Swinging to the rhythm of the New World Order,
Counting bodies like sheep to the rhythm of the war drums
#5
Just get out a guitar and noodle around and find something simple (theres more to it, but this is the best advice for a beginner)

When writing vocal lines, make sure you dont do any diminished fifth steps, minor sixth steps, major sixth steps, or minor/major seventh steps. Octaves are okay. These steps are generally too hard to sing, but if your experienced you may be able to do it.
Pentatonics are good for folky songs, but if you want to write something with a more contemporary feel, try to move about by a semitone or tone, probably to a scale like a scalar run (but dont do more than 3 or 4 of these small steps as its also hard to sing). Also, alot of contemporary songs like to repeat notes (unison interval), try to avoid doing this too much because the melody will 'stick.' In my oppinion 2 or 3 repitions of the same note is enough. Anything 4 or more is over kill and will stick, in most situations.
Rhthym wise, try to phrase your songs like the sort of music you listen to (this is also over simplified).
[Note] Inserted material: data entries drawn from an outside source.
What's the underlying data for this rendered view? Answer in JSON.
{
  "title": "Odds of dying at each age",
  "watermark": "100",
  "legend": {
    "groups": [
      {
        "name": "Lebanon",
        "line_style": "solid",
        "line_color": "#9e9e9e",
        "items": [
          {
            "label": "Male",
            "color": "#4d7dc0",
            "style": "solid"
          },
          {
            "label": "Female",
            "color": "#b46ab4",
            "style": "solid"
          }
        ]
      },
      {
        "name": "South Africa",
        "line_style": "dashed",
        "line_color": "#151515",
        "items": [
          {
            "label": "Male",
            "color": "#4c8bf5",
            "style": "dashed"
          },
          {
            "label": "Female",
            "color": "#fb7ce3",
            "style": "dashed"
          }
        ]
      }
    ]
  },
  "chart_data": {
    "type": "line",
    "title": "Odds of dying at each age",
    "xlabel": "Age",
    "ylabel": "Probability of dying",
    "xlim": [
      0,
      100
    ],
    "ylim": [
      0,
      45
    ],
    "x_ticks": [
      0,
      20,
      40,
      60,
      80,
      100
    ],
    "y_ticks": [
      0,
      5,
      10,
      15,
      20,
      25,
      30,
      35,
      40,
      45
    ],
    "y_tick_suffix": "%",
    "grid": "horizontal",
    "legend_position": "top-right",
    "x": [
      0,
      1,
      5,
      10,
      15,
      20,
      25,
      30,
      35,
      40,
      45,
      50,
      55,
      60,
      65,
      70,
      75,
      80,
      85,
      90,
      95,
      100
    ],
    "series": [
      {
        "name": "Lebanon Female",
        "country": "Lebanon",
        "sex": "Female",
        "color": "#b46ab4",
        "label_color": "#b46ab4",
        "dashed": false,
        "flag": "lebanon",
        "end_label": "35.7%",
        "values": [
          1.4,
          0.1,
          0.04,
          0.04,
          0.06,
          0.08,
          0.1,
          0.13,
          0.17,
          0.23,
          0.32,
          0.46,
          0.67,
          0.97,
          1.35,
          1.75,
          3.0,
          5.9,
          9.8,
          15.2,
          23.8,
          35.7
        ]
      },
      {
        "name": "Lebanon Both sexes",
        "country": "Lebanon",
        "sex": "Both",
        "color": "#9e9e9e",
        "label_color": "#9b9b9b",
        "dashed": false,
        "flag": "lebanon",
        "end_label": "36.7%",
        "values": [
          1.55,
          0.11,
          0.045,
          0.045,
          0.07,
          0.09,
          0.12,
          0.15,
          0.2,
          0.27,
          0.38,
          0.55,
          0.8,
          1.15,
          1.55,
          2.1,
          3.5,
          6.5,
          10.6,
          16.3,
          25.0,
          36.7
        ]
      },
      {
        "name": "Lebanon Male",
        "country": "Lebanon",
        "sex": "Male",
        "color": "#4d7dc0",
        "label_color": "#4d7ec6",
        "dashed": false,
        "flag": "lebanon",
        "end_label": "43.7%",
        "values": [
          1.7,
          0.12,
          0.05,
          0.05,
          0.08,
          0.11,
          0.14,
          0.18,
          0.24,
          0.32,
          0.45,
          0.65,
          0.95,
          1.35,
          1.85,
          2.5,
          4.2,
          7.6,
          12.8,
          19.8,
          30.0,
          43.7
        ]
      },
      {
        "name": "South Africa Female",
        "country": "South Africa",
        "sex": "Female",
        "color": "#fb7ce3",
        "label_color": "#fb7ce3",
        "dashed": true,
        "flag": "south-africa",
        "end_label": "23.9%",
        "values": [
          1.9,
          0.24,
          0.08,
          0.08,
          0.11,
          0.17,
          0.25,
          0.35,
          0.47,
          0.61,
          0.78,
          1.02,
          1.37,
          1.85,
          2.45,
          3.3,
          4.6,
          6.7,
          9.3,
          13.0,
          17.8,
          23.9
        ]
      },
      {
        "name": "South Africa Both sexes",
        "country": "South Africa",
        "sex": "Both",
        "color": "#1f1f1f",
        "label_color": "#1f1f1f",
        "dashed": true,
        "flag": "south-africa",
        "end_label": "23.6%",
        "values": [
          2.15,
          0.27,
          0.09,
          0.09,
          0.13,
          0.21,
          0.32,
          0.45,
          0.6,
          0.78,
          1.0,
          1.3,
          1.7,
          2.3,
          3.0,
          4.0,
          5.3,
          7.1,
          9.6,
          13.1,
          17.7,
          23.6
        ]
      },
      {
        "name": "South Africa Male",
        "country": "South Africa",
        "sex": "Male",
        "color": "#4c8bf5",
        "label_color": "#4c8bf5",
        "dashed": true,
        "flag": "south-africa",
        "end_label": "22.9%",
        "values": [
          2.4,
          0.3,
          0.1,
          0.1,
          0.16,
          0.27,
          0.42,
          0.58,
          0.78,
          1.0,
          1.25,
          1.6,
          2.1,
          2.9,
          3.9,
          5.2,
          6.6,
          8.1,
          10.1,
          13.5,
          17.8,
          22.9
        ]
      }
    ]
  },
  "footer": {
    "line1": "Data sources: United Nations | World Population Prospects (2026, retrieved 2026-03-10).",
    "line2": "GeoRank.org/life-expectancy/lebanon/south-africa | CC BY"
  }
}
Anacrusic rhthyms actually do quite well. Anacrusic means the melody starts on a weak beat, half or three quarters into a bar. Syncopation, which is similar, also makes melodies rhthymically catchy. But dont use it too much, as syncopation is sort of hard to sing.

By the way, I'm not a singer (I barely have an octave range)), just really interested in composition.

And I could find a post about rhthym in melodies, but i cbf. Just copy the rhthym from a song you like.
#6
Write a sad poem ( if anyone in the bands any good at poems) then just pick a few chords, or just hit some slow random low notes. Try listening to Lonely Day by System of a Down, and thats how I try to think of slow songs. Other wise just play random stuff, chords, think of some words, and try to make a rythmn...rythnm? whats the spelling im looking for...rythym?
#7
I would first start out doing something EXTREMELY easy, like a chord every 4 beats. Then, take those chords, add some mutes or bend or what ever, and keep on going like that until you get it how you think it should sound. If you are into newer stuff, keep the chords held longer. If you are into older 80's or 70's stuff, use more mutes and pick mutes.

If you try to solo, do the same thing. Keep it easy, add bends and releases, then try some faster swithching/more notes, some more improvising, and there you go.
#8
Just jam dude, thats how I get most of my riffs, just sitting down and jammin with the band mates. Then after you have some riffs you can begin creating a song.
#9
Quote by Guitarfreak777
Just jam dude, thats how I get most of my riffs, just sitting down and jammin with the band mates. Then after you have some riffs you can begin creating a song.



thats exactly what my band do and great things that we love.